O Brasil receberá, entre 3 e 25 de setembro, militares dos Estados Unidos, França e Paraguai para participar de um dos principais exercícios de treinamento das Forças Armadas brasileiras. A autorização para a entrada e a permanência temporária dos estrangeiros foi concedida pelo Ministério da Defesa e publicada no Diário Oficial da União nesta quarta-feira (26).

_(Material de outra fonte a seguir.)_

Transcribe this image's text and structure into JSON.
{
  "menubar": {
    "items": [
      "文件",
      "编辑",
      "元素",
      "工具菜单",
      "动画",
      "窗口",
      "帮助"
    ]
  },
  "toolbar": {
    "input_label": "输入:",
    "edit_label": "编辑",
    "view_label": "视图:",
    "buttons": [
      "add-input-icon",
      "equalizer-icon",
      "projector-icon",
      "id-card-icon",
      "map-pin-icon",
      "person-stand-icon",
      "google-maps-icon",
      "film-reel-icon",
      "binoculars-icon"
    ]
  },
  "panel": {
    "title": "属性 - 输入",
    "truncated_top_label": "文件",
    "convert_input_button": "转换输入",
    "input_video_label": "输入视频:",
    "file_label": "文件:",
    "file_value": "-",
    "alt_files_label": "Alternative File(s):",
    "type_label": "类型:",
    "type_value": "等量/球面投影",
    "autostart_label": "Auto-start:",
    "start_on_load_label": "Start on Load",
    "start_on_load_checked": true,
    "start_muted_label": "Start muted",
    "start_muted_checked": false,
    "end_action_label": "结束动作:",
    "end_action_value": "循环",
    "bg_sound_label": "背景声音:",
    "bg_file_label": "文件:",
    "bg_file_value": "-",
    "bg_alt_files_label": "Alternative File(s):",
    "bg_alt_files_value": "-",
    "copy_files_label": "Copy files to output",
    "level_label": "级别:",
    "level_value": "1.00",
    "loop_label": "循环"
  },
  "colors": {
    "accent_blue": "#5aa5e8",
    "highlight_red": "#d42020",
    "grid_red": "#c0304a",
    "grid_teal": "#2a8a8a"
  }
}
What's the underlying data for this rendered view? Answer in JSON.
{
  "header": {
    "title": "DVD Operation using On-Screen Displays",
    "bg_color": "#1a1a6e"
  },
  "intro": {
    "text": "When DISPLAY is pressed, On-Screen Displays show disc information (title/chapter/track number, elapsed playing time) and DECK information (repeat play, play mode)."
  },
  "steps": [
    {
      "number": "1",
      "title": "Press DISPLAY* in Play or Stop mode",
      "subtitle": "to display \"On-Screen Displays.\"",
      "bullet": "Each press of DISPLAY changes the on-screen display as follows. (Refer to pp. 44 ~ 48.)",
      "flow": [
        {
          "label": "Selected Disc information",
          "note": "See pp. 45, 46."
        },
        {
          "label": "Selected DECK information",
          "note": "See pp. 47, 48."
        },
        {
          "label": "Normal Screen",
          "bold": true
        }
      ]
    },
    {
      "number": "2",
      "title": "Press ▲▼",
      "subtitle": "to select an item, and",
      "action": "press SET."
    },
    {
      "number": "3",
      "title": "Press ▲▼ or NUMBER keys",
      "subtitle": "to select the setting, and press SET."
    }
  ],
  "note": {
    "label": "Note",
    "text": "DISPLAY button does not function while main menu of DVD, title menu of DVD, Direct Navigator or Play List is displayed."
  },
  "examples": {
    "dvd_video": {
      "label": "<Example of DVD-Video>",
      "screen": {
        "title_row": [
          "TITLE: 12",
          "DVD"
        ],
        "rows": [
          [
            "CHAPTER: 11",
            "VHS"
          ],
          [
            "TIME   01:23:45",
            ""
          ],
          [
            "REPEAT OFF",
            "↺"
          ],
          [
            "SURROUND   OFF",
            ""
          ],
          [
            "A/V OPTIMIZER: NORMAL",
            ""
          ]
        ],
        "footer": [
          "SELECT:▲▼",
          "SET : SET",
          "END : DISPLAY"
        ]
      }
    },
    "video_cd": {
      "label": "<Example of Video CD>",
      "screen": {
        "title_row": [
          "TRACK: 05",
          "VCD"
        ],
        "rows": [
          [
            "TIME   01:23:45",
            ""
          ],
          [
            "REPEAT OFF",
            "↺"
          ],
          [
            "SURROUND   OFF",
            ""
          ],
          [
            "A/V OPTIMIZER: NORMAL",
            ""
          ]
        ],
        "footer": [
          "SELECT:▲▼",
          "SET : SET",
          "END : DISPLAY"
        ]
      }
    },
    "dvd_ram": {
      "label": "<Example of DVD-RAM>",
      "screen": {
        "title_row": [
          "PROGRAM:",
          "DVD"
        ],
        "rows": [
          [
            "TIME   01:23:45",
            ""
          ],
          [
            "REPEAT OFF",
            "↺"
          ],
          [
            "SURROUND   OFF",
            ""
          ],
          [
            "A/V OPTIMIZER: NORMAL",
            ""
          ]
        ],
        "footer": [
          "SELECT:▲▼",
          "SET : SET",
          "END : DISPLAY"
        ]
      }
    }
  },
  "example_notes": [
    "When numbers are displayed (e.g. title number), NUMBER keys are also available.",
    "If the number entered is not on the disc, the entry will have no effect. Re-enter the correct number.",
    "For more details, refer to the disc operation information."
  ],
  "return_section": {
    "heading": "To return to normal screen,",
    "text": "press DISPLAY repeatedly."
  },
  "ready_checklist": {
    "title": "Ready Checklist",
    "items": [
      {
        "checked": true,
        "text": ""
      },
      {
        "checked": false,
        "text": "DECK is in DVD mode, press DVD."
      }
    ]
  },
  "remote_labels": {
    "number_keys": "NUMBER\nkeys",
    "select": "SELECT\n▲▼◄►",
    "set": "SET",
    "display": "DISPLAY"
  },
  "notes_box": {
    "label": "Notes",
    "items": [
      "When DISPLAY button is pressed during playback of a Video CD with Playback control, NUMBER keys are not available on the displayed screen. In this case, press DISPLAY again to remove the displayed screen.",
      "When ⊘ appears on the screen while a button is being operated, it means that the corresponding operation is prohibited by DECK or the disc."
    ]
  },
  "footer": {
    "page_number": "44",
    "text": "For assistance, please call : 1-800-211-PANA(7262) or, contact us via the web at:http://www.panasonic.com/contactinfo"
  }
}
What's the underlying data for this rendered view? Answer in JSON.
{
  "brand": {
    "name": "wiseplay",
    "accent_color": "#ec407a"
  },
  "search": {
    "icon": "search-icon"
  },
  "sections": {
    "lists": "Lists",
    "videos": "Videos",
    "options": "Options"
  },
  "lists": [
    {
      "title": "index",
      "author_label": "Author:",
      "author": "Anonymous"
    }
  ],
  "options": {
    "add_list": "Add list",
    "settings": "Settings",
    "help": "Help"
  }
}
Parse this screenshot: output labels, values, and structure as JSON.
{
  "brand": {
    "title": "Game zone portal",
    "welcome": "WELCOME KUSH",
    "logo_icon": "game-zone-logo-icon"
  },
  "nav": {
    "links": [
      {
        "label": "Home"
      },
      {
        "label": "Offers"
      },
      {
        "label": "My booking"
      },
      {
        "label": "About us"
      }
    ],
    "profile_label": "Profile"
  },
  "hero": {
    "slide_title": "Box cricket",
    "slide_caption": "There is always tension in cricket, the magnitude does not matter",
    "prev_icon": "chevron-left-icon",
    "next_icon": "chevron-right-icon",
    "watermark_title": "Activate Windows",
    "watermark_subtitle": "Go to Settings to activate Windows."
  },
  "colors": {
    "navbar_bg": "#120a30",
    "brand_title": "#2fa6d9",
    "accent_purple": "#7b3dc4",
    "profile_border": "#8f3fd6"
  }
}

Ao todo, 115 militares estrangeiros deverão integrar o Exercício Formosa 2026, sendo 55 norte-americanos, 40 franceses e 20 paraguaios. O treinamento será realizado em áreas do Estado de Goiás e do Distrito Federal, embora os locais específicos não tenham sido divulgados no despacho oficial.
A presença dos militares estrangeiros ocorrerá em conjunto com integrantes da Marinha, do Exército e da Força Aérea Brasileira (FAB). O exercício é conduzido pela Marinha e tem como principal objetivo manter a capacidade operacional do Corpo de Fuzileiros Navais para atuar em situações de combate.
Militares dos EUA chegarão com armamentos e equipamentos
A autorização concedida pelo governo brasileiro estabelece condições específicas para o contingente estrangeiro. Os militares dos Estados Unidos, além do efetivo de 55 integrantes, poderão ingressar no país acompanhados de armamentos, munições, equipamentos de comunicação e sistemas optrônicos.
Esses equipamentos são utilizados para atividades de detecção, observação, identificação e acompanhamento de alvos, combinando sensores ópticos e sistemas eletrônicos.
O despacho foi encaminhado aos ministérios da Justiça e das Relações Exteriores, além dos comandos da Marinha, do Exército e da Aeronáutica. As representações diplomáticas dos três países em Brasília também foram comunicadas sobre a autorização.
A operação terá duração de mais de três semanas e faz parte da programação de cooperação militar entre o Brasil e países considerados parceiros estratégicos.
Exercício Formosa reúne Forças Armadas desde 1988
Realizado desde 1988, o Exercício Formosa recebe esse nome por ocorrer no Campo de Instrução de Formosa, em Goiás. A atividade foi criada pela Marinha para aperfeiçoar a preparação dos fuzileiros navais e simular situações de combate.
Durante anos, a operação ficou concentrada na Marinha. A partir de 2021, porém, o Exército Brasileiro e a Força Aérea Brasileira também passaram a integrar o treinamento, ampliando o caráter conjunto da atividade.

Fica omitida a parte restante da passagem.